His words got me thinking about the Genesee Valley in a different way. Yes, it was the ideal destination for men like Gid—those New England second, third, fourth, fifth sons who wanted more than their meager inheritance back home would ever give them. But I wondered how many people pioneered for other reasons. Reinvention, escape from rules, freedom to make their own decisions. Or just the chance to be themselves. All of these reasons, they were mine, too.

“I think you did the right thing,” I said. “You should keep your music. It matters, if only because you decide it does. Plus, you’re very good at it.” I reached for the door but hesitated before opening it. “You’ve got that in common with Rachel. Too bad you two can’t get along.”

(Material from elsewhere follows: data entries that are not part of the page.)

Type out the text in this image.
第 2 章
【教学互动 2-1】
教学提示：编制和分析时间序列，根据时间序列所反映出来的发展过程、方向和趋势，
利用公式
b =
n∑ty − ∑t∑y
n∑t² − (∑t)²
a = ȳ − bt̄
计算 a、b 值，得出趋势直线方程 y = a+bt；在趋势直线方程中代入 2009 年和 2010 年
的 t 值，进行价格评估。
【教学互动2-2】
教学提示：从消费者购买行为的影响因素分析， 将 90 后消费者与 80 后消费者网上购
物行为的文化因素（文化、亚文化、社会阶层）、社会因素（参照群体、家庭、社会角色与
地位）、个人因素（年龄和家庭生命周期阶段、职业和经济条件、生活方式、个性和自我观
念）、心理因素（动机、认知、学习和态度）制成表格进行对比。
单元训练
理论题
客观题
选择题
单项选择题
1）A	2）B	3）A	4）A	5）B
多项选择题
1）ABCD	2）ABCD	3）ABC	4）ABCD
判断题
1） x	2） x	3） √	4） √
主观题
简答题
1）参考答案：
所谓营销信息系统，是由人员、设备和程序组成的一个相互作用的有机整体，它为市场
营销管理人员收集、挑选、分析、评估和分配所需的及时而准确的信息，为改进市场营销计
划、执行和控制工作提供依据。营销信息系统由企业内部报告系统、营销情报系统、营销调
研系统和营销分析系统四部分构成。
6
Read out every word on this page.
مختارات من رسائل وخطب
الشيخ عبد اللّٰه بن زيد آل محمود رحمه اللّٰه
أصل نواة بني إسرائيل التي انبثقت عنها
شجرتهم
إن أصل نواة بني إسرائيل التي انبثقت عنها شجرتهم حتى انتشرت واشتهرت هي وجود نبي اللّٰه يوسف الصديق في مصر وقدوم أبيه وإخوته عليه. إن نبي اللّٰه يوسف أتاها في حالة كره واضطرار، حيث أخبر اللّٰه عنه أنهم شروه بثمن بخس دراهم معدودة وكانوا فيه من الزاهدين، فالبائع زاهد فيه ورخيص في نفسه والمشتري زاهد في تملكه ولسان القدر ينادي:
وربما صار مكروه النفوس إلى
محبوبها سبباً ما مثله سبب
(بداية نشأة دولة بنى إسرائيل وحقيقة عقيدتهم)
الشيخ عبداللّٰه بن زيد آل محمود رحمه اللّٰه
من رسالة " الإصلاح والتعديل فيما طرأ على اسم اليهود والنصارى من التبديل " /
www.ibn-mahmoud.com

“Rachel.” He shook his head, then murmured quietly, slowly, and without a shred of humor, “Rachel Welds terrifies me.”

*

Marian shifted the infant to her shoulder and patted the tiny bottom until her daughter burped.

I smiled. The eruption sounded loud in the empty cabin.

My friends had maneuvered the other children outside again, to let their new sister sleep undisturbed for an hour. I’d stayed behind to make Mama’s bread dough, so it could rise sufficiently for baking. It was a good recipe. Tomorrow was Sunday, so there’d be no cooking. This would give the housemates some bread to go with their cold supper.

When I finished, I swiped the table clean, covered the bowl, and stowed it on one of the new corner shelves. The interior glowed rosily with the late light. Daniel, Gid, and I would need to leave soon if we hoped to reach the cabin before nightfall.